I still feel wary even when I momentarily fail to recognise second track I Zimbra, simply because its weird, echoey swarm of plucks and pings is so musically singular that it feels almost transgressive to hear it out of the context of Fear Of Music. A patina of jangled nerves buries but doesn't quite erase the feeling when, after a wry discussion of the difference between samples and found sounds, Byrne howls the hook of Help Me Somebody in a way quite unlike his normal mannered whine, restraint and control jettisoned in a fanatic's scream. Even a sharply executed Houses In Motion - Byrne's jerks, pops and moves syncing with his dancers to create a series of weird, mechanistic tableaux - can't quite do it.
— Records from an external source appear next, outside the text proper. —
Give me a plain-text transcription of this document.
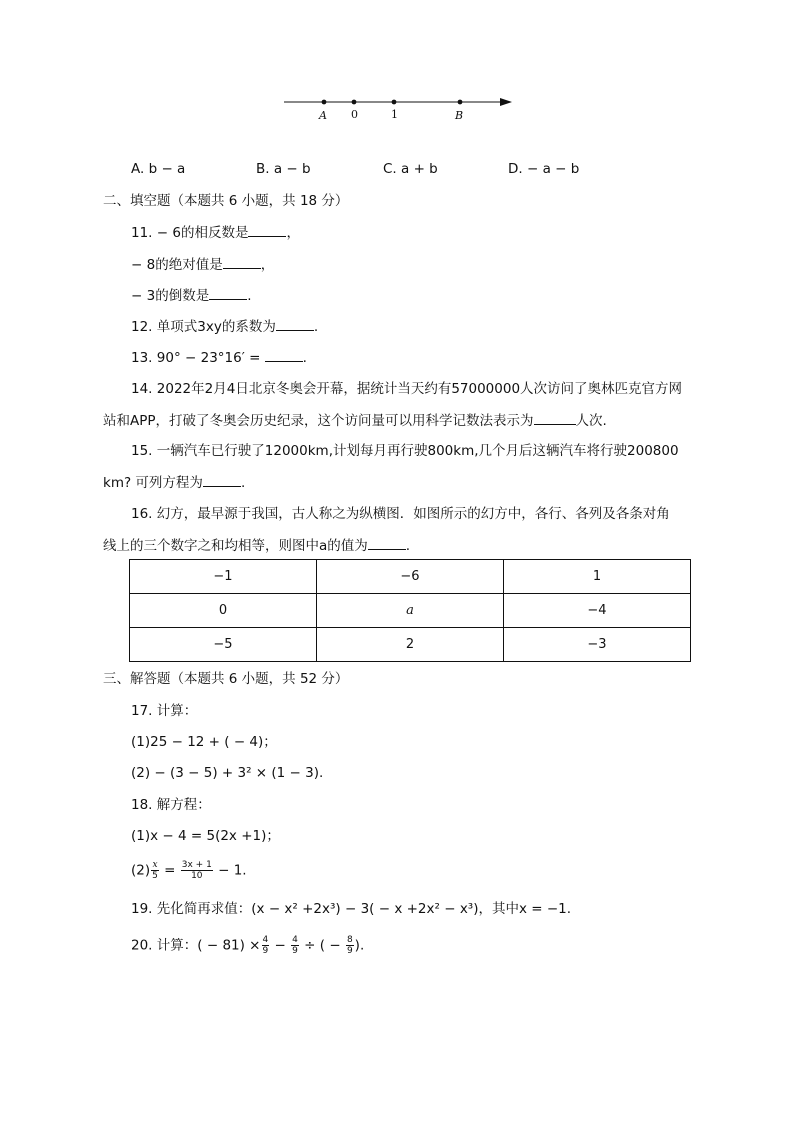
A 0	1	B
A. b − a	B. a − b	C. a + b	D. − a − b
二、填空题（本题共 6 小题，共 18 分）
11. − 6的相反数是	，
− 8的绝对值是	，
− 3的倒数是	.
12. 单项式3xy的系数为	.
13. 90° − 23°16′ =	.
14. 2022年2月4日北京冬奥会开幕，据统计当天约有57000000人次访问了奥林匹克官方网
站和APP，打破了冬奥会历史纪录，这个访问量可以用科学记数法表示为	人次.
15. 一辆汽车已行驶了12000km,计划每月再行驶800km,几个月后这辆汽车将行驶200800
km? 可列方程为	.
16. 幻方，最早源于我国，古人称之为纵横图．如图所示的幻方中，各行、各列及各条对角
线上的三个数字之和均相等，则图中a的值为	.
−1	−6	1
0	a	−4
−5	2	−3
三、解答题（本题共 6 小题，共 52 分）
17. 计算：
(1)25 − 12 + ( − 4)；
(2) − (3 − 5) + 3² × (1 − 3).
18. 解方程：
(1)x − 4 = 5(2x +1)；
$(2) \frac{x}{5} = \frac{3x + 1}{10} - 1$.
19. 先化简再求值：(x − x² +2x³) − 3( − x +2x² − x³)，其中x = −1.
20. 计算：( − $81) \times \frac{4}{9} - \frac{4}{9}$ ÷ ( − $\frac{8}{9}$ ).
And then, about ten songs in, comes Crosseyed And Painless and that's it. The audience snaps, a good chunk (including your correspondent) run to the front to dance, and a complete surrender is issued in the face of the song's detuned skitters and dive-bombing swooshes, that strung out rap about "facts", the ominous/optimistic refrain "I'm still waiting".

Then, for good measure, we're hammered by Born Under Punches and Life During Wartime. Take Me To The River, Once In A Lifetime, Air and The Great Curve aren't far behind. Needless to say nobody sits down. Or if they do they're idiots. But it's not simply about the fact David Byrne is singing these songs... he IS them. The bobbing head, that peculiar voice, the bug-eyed stare, the live art physicality, above all the impression that he still genuinely relates to whatever unfathomable emotional place they originated from; it's so hard to separate the music from the man that worries about his motives seem absurd.

Admittedly it IS slick: the vocalist and percussion-heavy ensemble offer a lush but soft-focus take on proceedings, with the punky More Songs About Buildings And Food conspicuously under-represented, and older tracks like Air shorn of their rawness. But so long as Byrne was at the core he could carry this off with Slayer backing him, and besides, this band is all in aid of accommodating the spreading suburban hymnals of Everything That Happens Will Happen Today, their sedate quirkiness slotting into place just fine.

The drumless lullaby of the album's title track seems an initially bathetic way to end the night, intentionally bringing the crowd down a little after the frenzy of the tutu-enhanced Burning Down The House (an off-remit but hardly unwelcome inclusion). But then a final singer wanders on, also dressed in top to tails white. All Brian Eno does is add a couple of harmonies, but the crowd loses it completely, thronging and surging in an effort to touch the hands that generated a thousand irrational keyboard effects. Byrne stands to the side all smiles, delighted to have his thunder stolen.